In 2013, this view was affirmed by the famous “NOTA judgment” of the Supreme Court. The directions to include a “None of the Above” option in the EVMs was grounded in the reasoning that voting – as an integral part of the democratic process – is protected expression under Article 19(1)(a).
Now, what does it mean to say that the “right” to vote is statutory, but the “freedom” to vote is constitutional? When examining the NOTA judgment, I’ve suggested that the only way of reconciling the two is as follows: the legislature is permitted and entitled to regulate the election process (which it does through the Representation of Peoples Act, and other similar statutes).
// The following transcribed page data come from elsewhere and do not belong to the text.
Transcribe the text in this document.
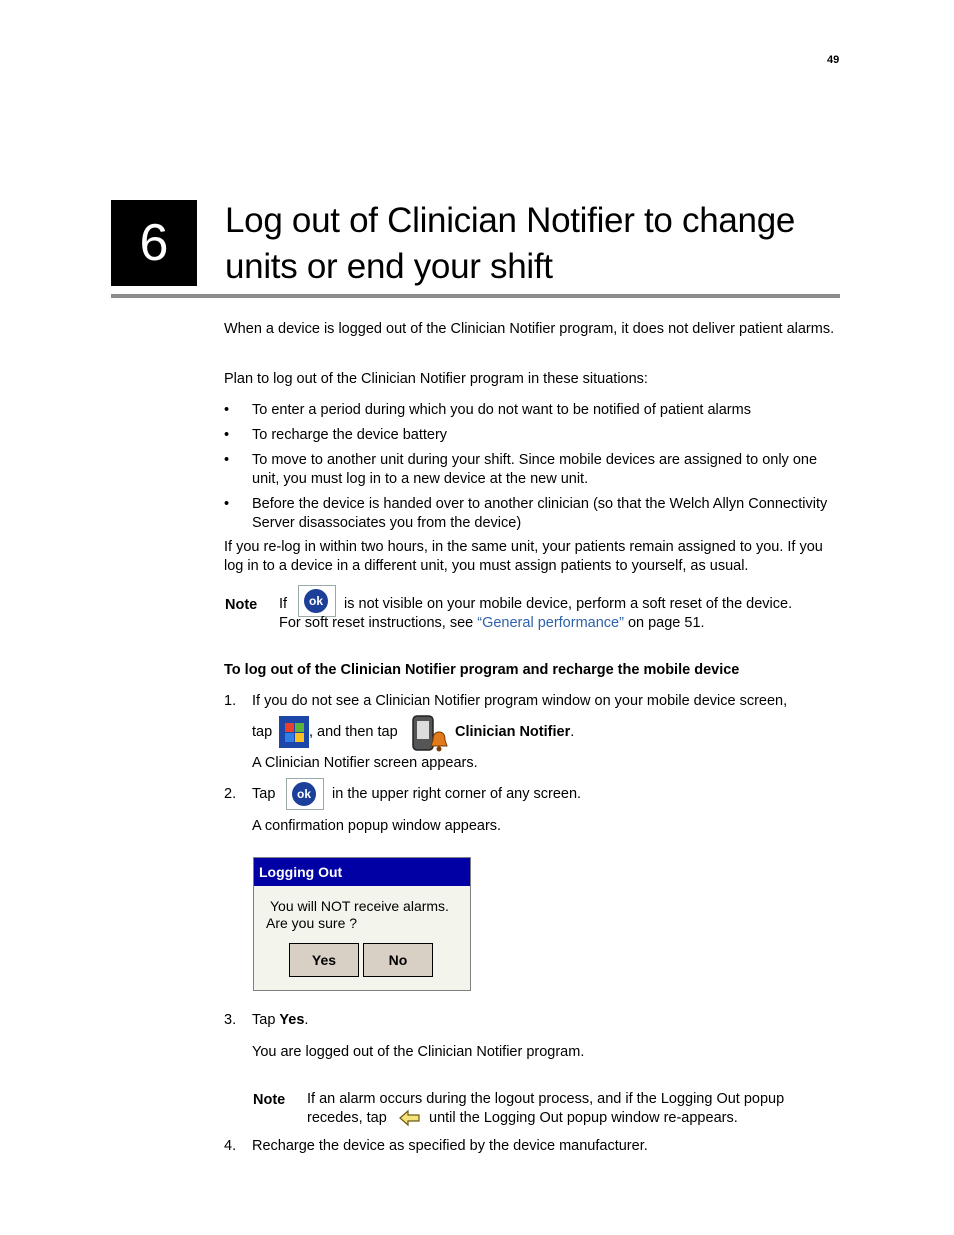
49
6	Log out of Clinician Notifier to change units or end your shift
When a device is logged out of the Clinician Notifier program, it does not deliver patient alarms.
Plan to log out of the Clinician Notifier program in these situations:
• To enter a period during which you do not want to be notified of patient alarms
• To recharge the device battery
• To move to another unit during your shift. Since mobile devices are assigned to only one unit, you must log in to a new device at the new unit.
• Before the device is handed over to another clinician (so that the Welch Allyn Connectivity Server disassociates you from the device)
If you re-log in within two hours, in the same unit, your patients remain assigned to you. If you log in to a device in a different unit, you must assign patients to yourself, as usual.
Note If	ok	is not visible on your mobile device, perform a soft reset of the device.
For soft reset instructions, see “General performance” on page 51.
To log out of the Clinician Notifier program and recharge the mobile device
1. If you do not see a Clinician Notifier program window on your mobile device screen,
tap	, and then tap	Clinician Notifier.
A Clinician Notifier screen appears.
2. Tap	ok	in the upper right corner of any screen.
A confirmation popup window appears.
Logging Out
You will NOT receive alarms.
Are you sure ?
Yes	No
3. Tap Yes.
You are logged out of the Clinician Notifier program.
Note If an alarm occurs during the logout process, and if the Logging Out popup
recedes, tap	until the Logging Out popup window re-appears.
4. Recharge the device as specified by the device manufacturer.
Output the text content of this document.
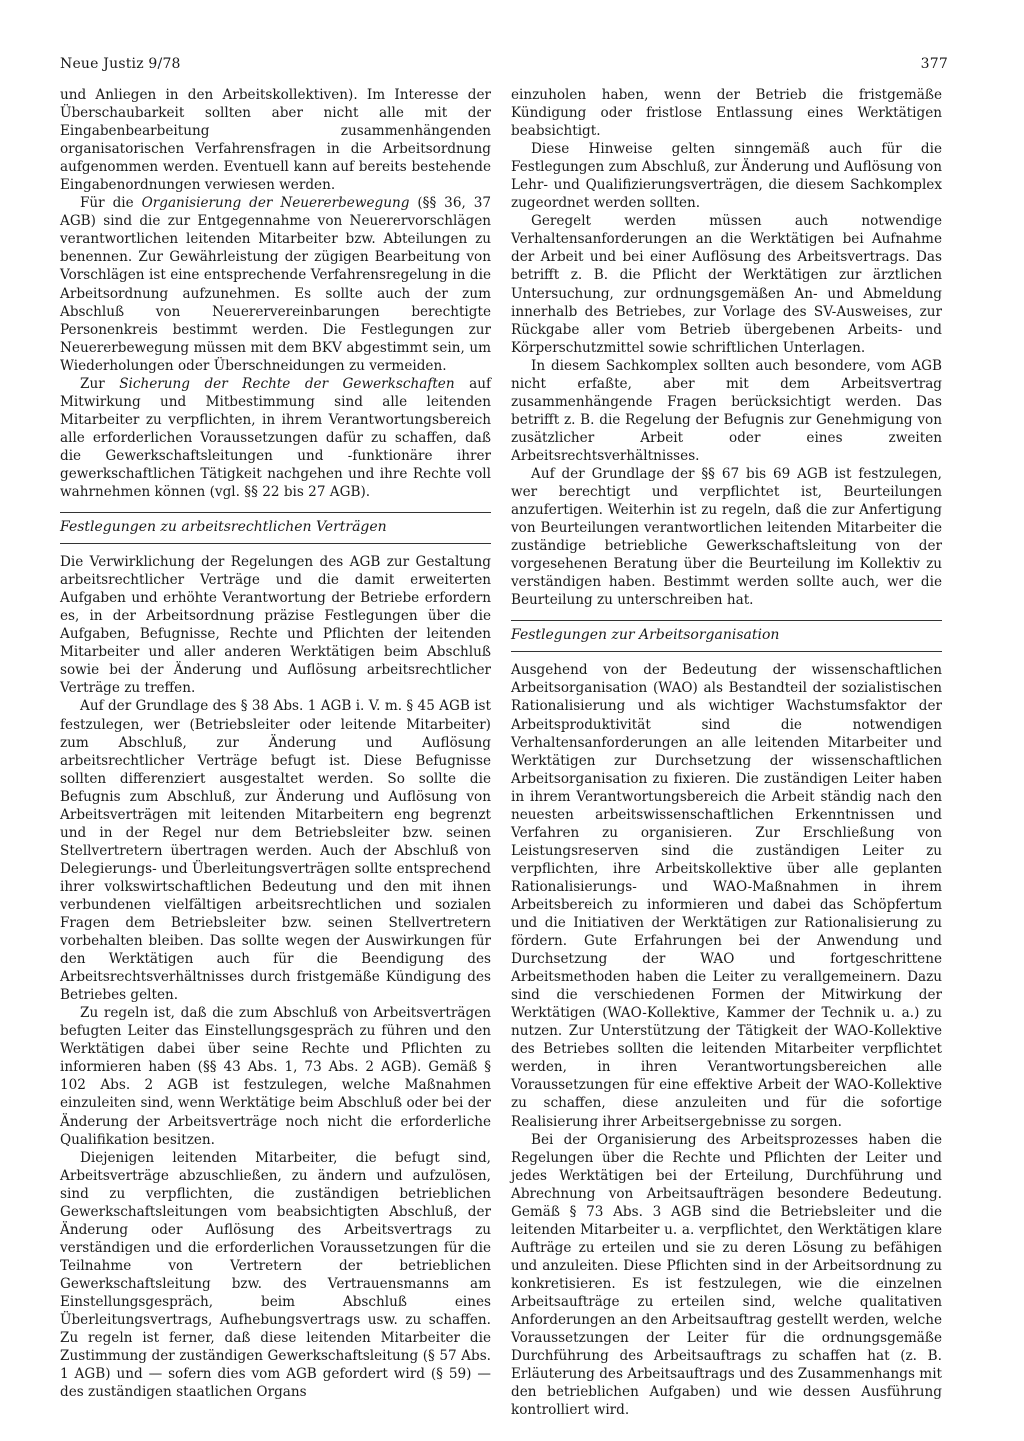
Neue Justiz 9/78	377

und Anliegen in den Arbeitskollektiven). Im Interesse der Überschaubarkeit sollten aber nicht alle mit der Eingabenbearbeitung zusammenhängenden organisatorischen Verfahrensfragen in die Arbeitsordnung aufgenommen werden. Eventuell kann auf bereits bestehende Eingabenordnungen verwiesen werden.

Für die Organisierung der Neuererbewegung (§§ 36, 37 AGB) sind die zur Entgegennahme von Neuerervorschlägen verantwortlichen leitenden Mitarbeiter bzw. Abteilungen zu benennen. Zur Gewährleistung der zügigen Bearbeitung von Vorschlägen ist eine entsprechende Verfahrensregelung in die Arbeitsordnung aufzunehmen. Es sollte auch der zum Abschluß von Neuerervereinbarungen berechtigte Personenkreis bestimmt werden. Die Festlegungen zur Neuererbewegung müssen mit dem BKV abgestimmt sein, um Wiederholungen oder Überschneidungen zu vermeiden.

Zur Sicherung der Rechte der Gewerkschaften auf Mitwirkung und Mitbestimmung sind alle leitenden Mitarbeiter zu verpflichten, in ihrem Verantwortungsbereich alle erforderlichen Voraussetzungen dafür zu schaffen, daß die Gewerkschaftsleitungen und -funktionäre ihrer gewerkschaftlichen Tätigkeit nachgehen und ihre Rechte voll wahrnehmen können (vgl. §§ 22 bis 27 AGB).

Festlegungen zu arbeitsrechtlichen Verträgen

Die Verwirklichung der Regelungen des AGB zur Gestaltung arbeitsrechtlicher Verträge und die damit erweiterten Aufgaben und erhöhte Verantwortung der Betriebe erfordern es, in der Arbeitsordnung präzise Festlegungen über die Aufgaben, Befugnisse, Rechte und Pflichten der leitenden Mitarbeiter und aller anderen Werktätigen beim Abschluß sowie bei der Änderung und Auflösung arbeitsrechtlicher Verträge zu treffen.

Auf der Grundlage des § 38 Abs. 1 AGB i. V. m. § 45 AGB ist festzulegen, wer (Betriebsleiter oder leitende Mitarbeiter) zum Abschluß, zur Änderung und Auflösung arbeitsrechtlicher Verträge befugt ist. Diese Befugnisse sollten differenziert ausgestaltet werden. So sollte die Befugnis zum Abschluß, zur Änderung und Auflösung von Arbeitsverträgen mit leitenden Mitarbeitern eng begrenzt und in der Regel nur dem Betriebsleiter bzw. seinen Stellvertretern übertragen werden. Auch der Abschluß von Delegierungs- und Überleitungsverträgen sollte entsprechend ihrer volkswirtschaftlichen Bedeutung und den mit ihnen verbundenen vielfältigen arbeitsrechtlichen und sozialen Fragen dem Betriebsleiter bzw. seinen Stellvertretern vorbehalten bleiben. Das sollte wegen der Auswirkungen für den Werktätigen auch für die Beendigung des Arbeitsrechtsverhältnisses durch fristgemäße Kündigung des Betriebes gelten.

Zu regeln ist, daß die zum Abschluß von Arbeitsverträgen befugten Leiter das Einstellungsgespräch zu führen und den Werktätigen dabei über seine Rechte und Pflichten zu informieren haben (§§ 43 Abs. 1, 73 Abs. 2 AGB). Gemäß § 102 Abs. 2 AGB ist festzulegen, welche Maßnahmen einzuleiten sind, wenn Werktätige beim Abschluß oder bei der Änderung der Arbeitsverträge noch nicht die erforderliche Qualifikation besitzen.

Diejenigen leitenden Mitarbeiter, die befugt sind, Arbeitsverträge abzuschließen, zu ändern und aufzulösen, sind zu verpflichten, die zuständigen betrieblichen Gewerkschaftsleitungen vom beabsichtigten Abschluß, der Änderung oder Auflösung des Arbeitsvertrags zu verständigen und die erforderlichen Voraussetzungen für die Teilnahme von Vertretern der betrieblichen Gewerkschaftsleitung bzw. des Vertrauensmanns am Einstellungsgespräch, beim Abschluß eines Überleitungsvertrags, Aufhebungsvertrags usw. zu schaffen. Zu regeln ist ferner, daß diese leitenden Mitarbeiter die Zustimmung der zuständigen Gewerkschaftsleitung (§ 57 Abs. 1 AGB) und — sofern dies vom AGB gefordert wird (§ 59) — des zuständigen staatlichen Organs

einzuholen haben, wenn der Betrieb die fristgemäße Kündigung oder fristlose Entlassung eines Werktätigen beabsichtigt.

Diese Hinweise gelten sinngemäß auch für die Festlegungen zum Abschluß, zur Änderung und Auflösung von Lehr- und Qualifizierungsverträgen, die diesem Sachkomplex zugeordnet werden sollten.

Geregelt werden müssen auch notwendige Verhaltensanforderungen an die Werktätigen bei Aufnahme der Arbeit und bei einer Auflösung des Arbeitsvertrags. Das betrifft z. B. die Pflicht der Werktätigen zur ärztlichen Untersuchung, zur ordnungsgemäßen An- und Abmeldung innerhalb des Betriebes, zur Vorlage des SV-Ausweises, zur Rückgabe aller vom Betrieb übergebenen Arbeits- und Körperschutzmittel sowie schriftlichen Unterlagen.

In diesem Sachkomplex sollten auch besondere, vom AGB nicht erfaßte, aber mit dem Arbeitsvertrag zusammenhängende Fragen berücksichtigt werden. Das betrifft z. B. die Regelung der Befugnis zur Genehmigung von zusätzlicher Arbeit oder eines zweiten Arbeitsrechtsverhältnisses.

Auf der Grundlage der §§ 67 bis 69 AGB ist festzulegen, wer berechtigt und verpflichtet ist, Beurteilungen anzufertigen. Weiterhin ist zu regeln, daß die zur Anfertigung von Beurteilungen verantwortlichen leitenden Mitarbeiter die zuständige betriebliche Gewerkschaftsleitung von der vorgesehenen Beratung über die Beurteilung im Kollektiv zu verständigen haben. Bestimmt werden sollte auch, wer die Beurteilung zu unterschreiben hat.

Festlegungen zur Arbeitsorganisation

Ausgehend von der Bedeutung der wissenschaftlichen Arbeitsorganisation (WAO) als Bestandteil der sozialistischen Rationalisierung und als wichtiger Wachstumsfaktor der Arbeitsproduktivität sind die notwendigen Verhaltensanforderungen an alle leitenden Mitarbeiter und Werktätigen zur Durchsetzung der wissenschaftlichen Arbeitsorganisation zu fixieren. Die zuständigen Leiter haben in ihrem Verantwortungsbereich die Arbeit ständig nach den neuesten arbeitswissenschaftlichen Erkenntnissen und Verfahren zu organisieren. Zur Erschließung von Leistungsreserven sind die zuständigen Leiter zu verpflichten, ihre Arbeitskollektive über alle geplanten Rationalisierungs- und WAO-Maßnahmen in ihrem Arbeitsbereich zu informieren und dabei das Schöpfertum und die Initiativen der Werktätigen zur Rationalisierung zu fördern. Gute Erfahrungen bei der Anwendung und Durchsetzung der WAO und fortgeschrittene Arbeitsmethoden haben die Leiter zu verallgemeinern. Dazu sind die verschiedenen Formen der Mitwirkung der Werktätigen (WAO-Kollektive, Kammer der Technik u. a.) zu nutzen. Zur Unterstützung der Tätigkeit der WAO-Kollektive des Betriebes sollten die leitenden Mitarbeiter verpflichtet werden, in ihren Verantwortungsbereichen alle Voraussetzungen für eine effektive Arbeit der WAO-Kollektive zu schaffen, diese anzuleiten und für die sofortige Realisierung ihrer Arbeitsergebnisse zu sorgen.

Bei der Organisierung des Arbeitsprozesses haben die Regelungen über die Rechte und Pflichten der Leiter und jedes Werktätigen bei der Erteilung, Durchführung und Abrechnung von Arbeitsaufträgen besondere Bedeutung. Gemäß § 73 Abs. 3 AGB sind die Betriebsleiter und die leitenden Mitarbeiter u. a. verpflichtet, den Werktätigen klare Aufträge zu erteilen und sie zu deren Lösung zu befähigen und anzuleiten. Diese Pflichten sind in der Arbeitsordnung zu konkretisieren. Es ist festzulegen, wie die einzelnen Arbeitsaufträge zu erteilen sind, welche qualitativen Anforderungen an den Arbeitsauftrag gestellt werden, welche Voraussetzungen der Leiter für die ordnungsgemäße Durchführung des Arbeitsauftrags zu schaffen hat (z. B. Erläuterung des Arbeitsauftrags und des Zusammenhangs mit den betrieblichen Aufgaben) und wie dessen Ausführung kontrolliert wird.
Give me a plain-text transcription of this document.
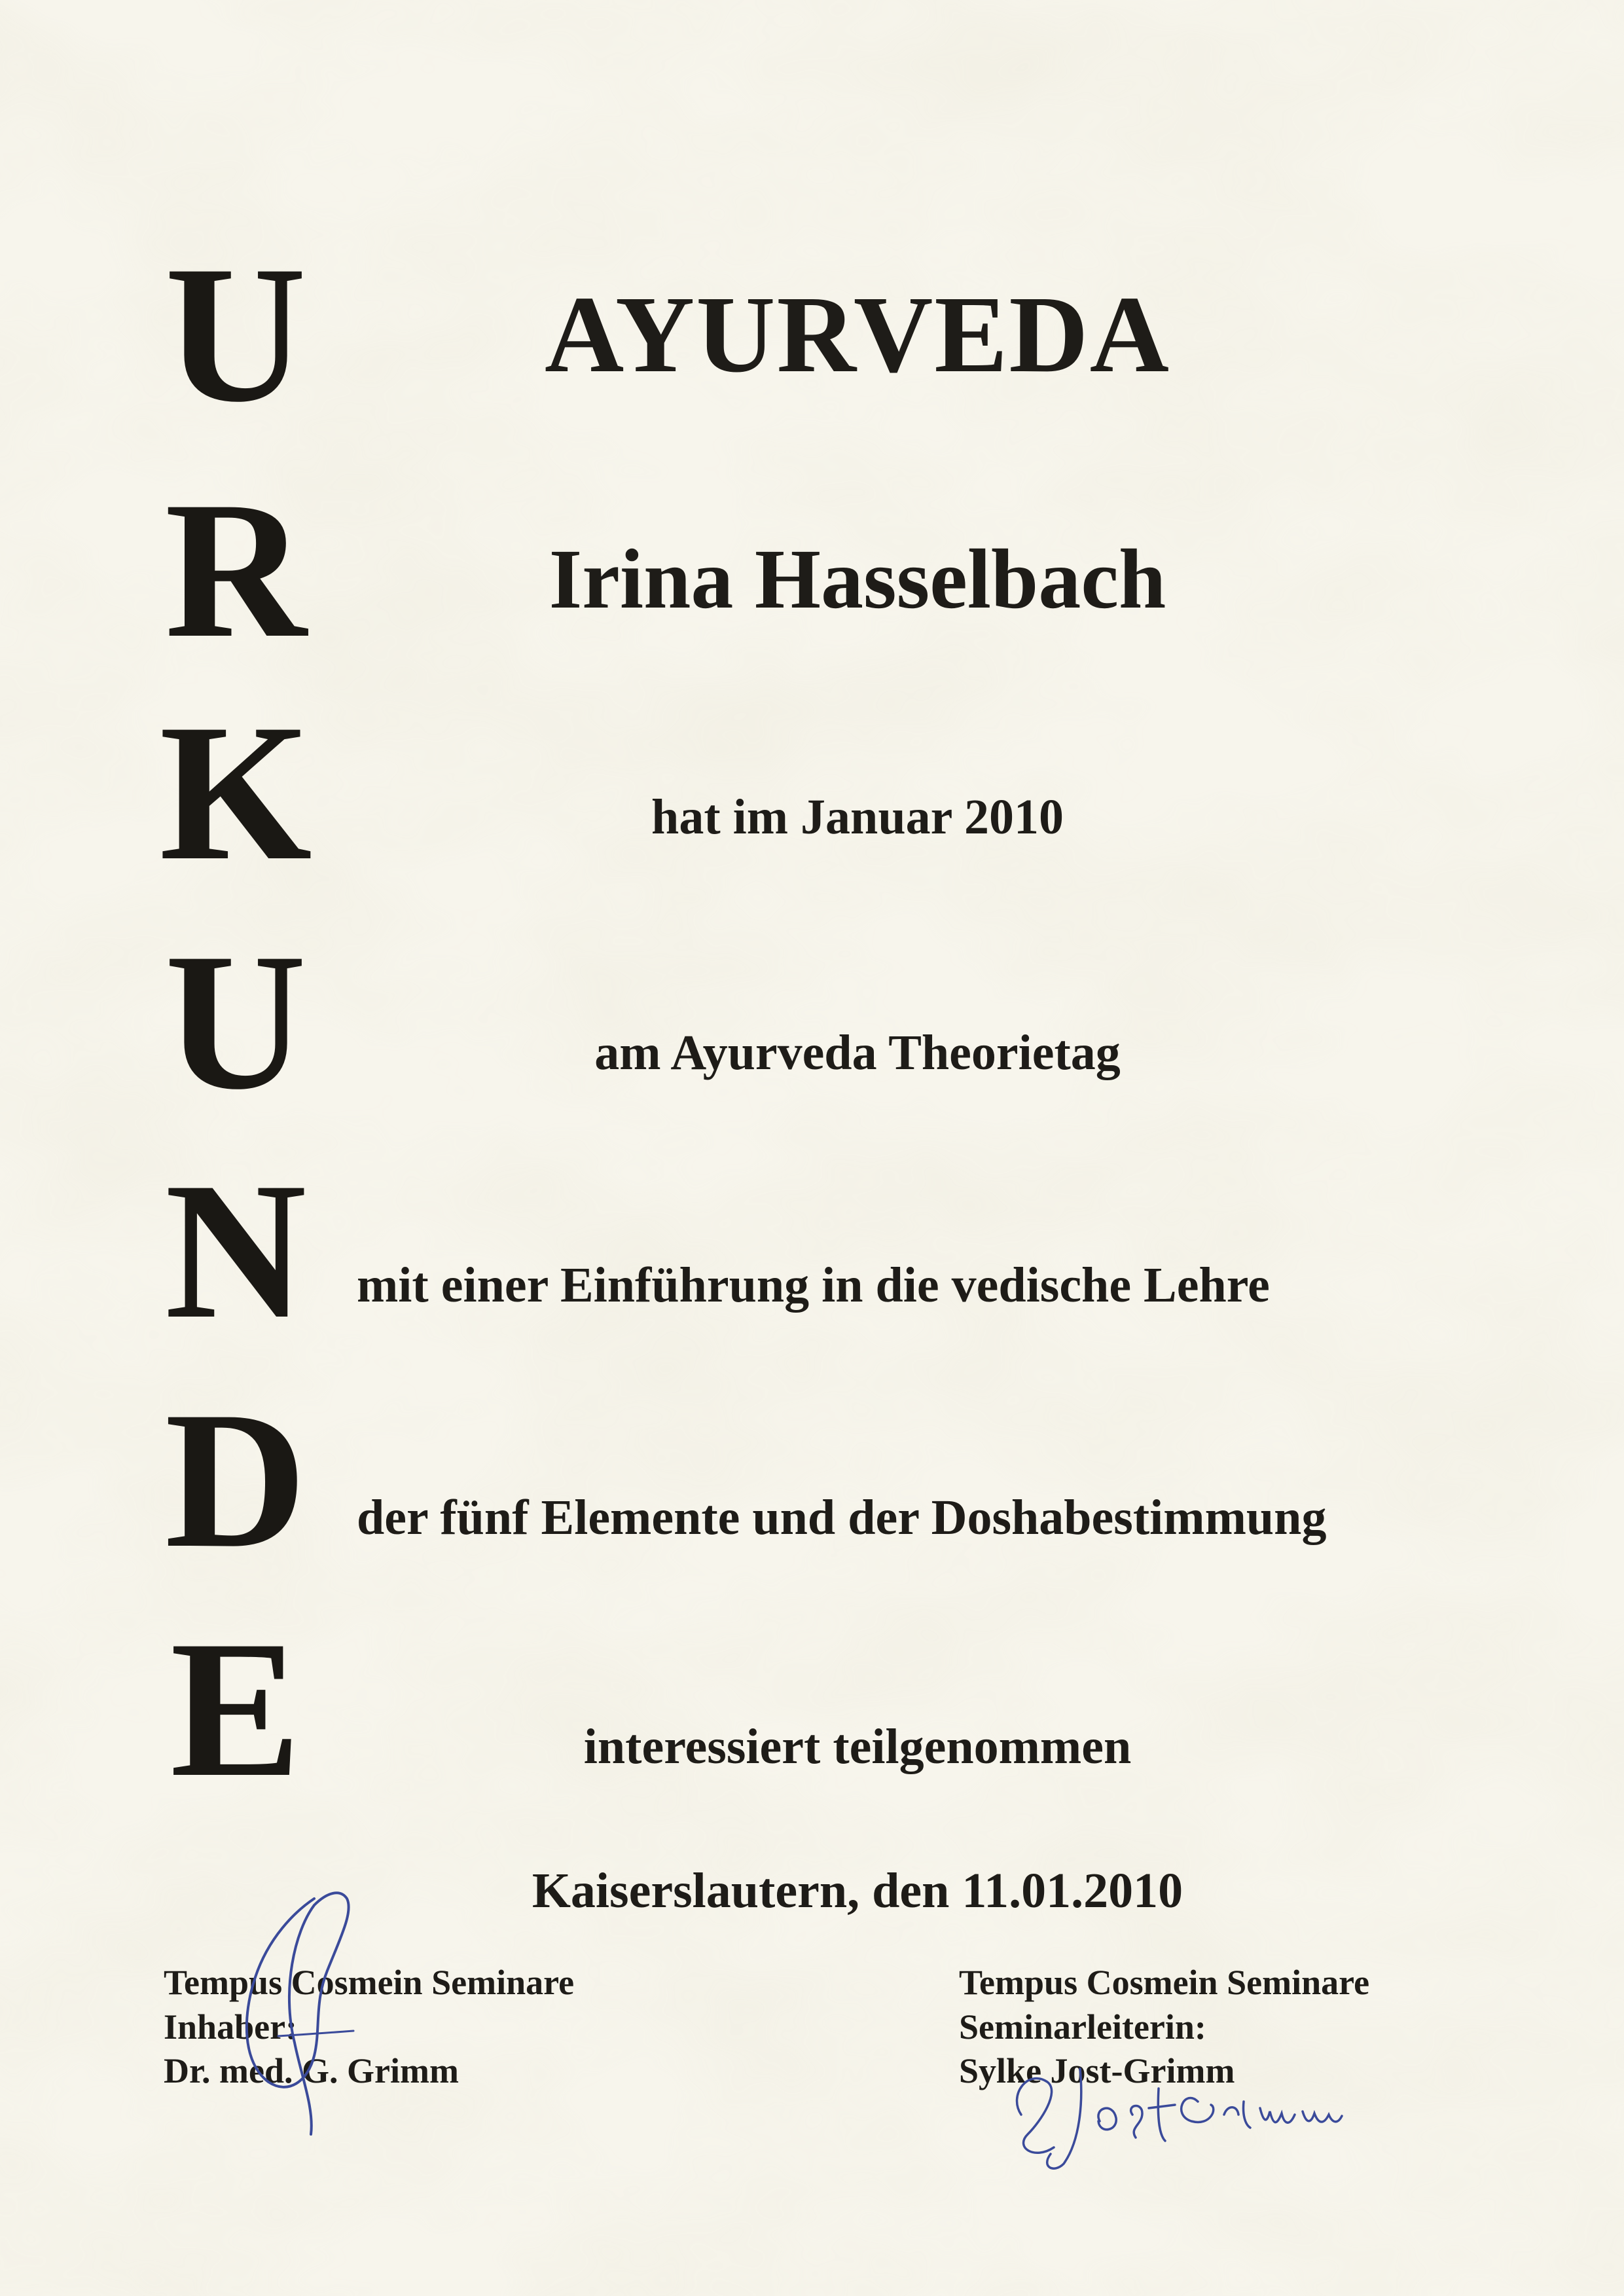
U
R
K
U
N
D
E
AYURVEDA
Irina Hasselbach
hat im Januar 2010
am Ayurveda Theorietag
mit einer Einführung in die vedische Lehre
der fünf Elemente und der Doshabestimmung
interessiert teilgenommen
Kaiserslautern, den 11.01.2010
Tempus Cosmein Seminare
Inhaber:
Dr. med. G. Grimm
Tempus Cosmein Seminare
Seminarleiterin:
Sylke Jost-Grimm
The legislature can prescribe the modalities of how elections are to be carried out, and thus it can (within reason) determine how the freedom to vote is to be exercised. However, if the legislature makes a law that regulates or restricts not how the electoral process is to be carried out, but who is entitled to participate in it, then such a law must be subjected to rigorous scrutiny by the Courts – because that goes to the very heart of the constitutional freedom itself.
The right/freedom to vote, and the right/freedom to stand for office are conceptually inseparable, as they form equally integral parts of the democratic process. Consequently, the same logic applies to the latter. Admittedly, Article 84 of the Constitution (dealing with the legislature) requires candidates “possesses such other qualifications as may be prescribed in that behalf by or under any law made by Parliament”, thus expressly envisaging the possibility that Parliament may pass a law limiting the entitlement to participate in the democratic process on the basis of certain qualifications. Nonetheless, the freedom-of-voting decisions of the Supreme Court indicate that legislation that directly disenfranchises persons (by ‘disenfranchise’, I mean both the right to vote and the right to stand for office) ought to be subjected to more rigorous scrutiny than a ‘rational review’ standard.
In particular, the State should not be allowed to introduce extraneous considerations such as ‘family planning’ or ‘increasing literacy’ to justify such legislation. This would amount to what is called an unconstitutional condition – i.e., subjecting the exercise of constitutional freedoms to conditions that cannot otherwise be located within the Constitution. Secondly, the State should be required to justify the relationship between the restrictions that it has imposed, and the fundamental place of the electoral process in a republican democracy. For instance, a law that prohibits persons with criminal convictions from standing for elections has a demonstrable nexus with the role of elections in a the democratic process. A law that prohibits persons on the basis of literacy does not.
Republican democracy is based upon the core idea that every citizen has the freedom to participate in the workings of democracy, whether by voting or by standing for elected office. Every limitation upon this freedom is problematic. This is especially true when the limitation affects those most marginalised by the political process. Consequently, I would argue, with respect, that the Court was incorrect in dismissing the petition, because there are crucial constitutional issues involved. If this case comes back before the judiciary, it is to be hoped that some of these issues will be considered.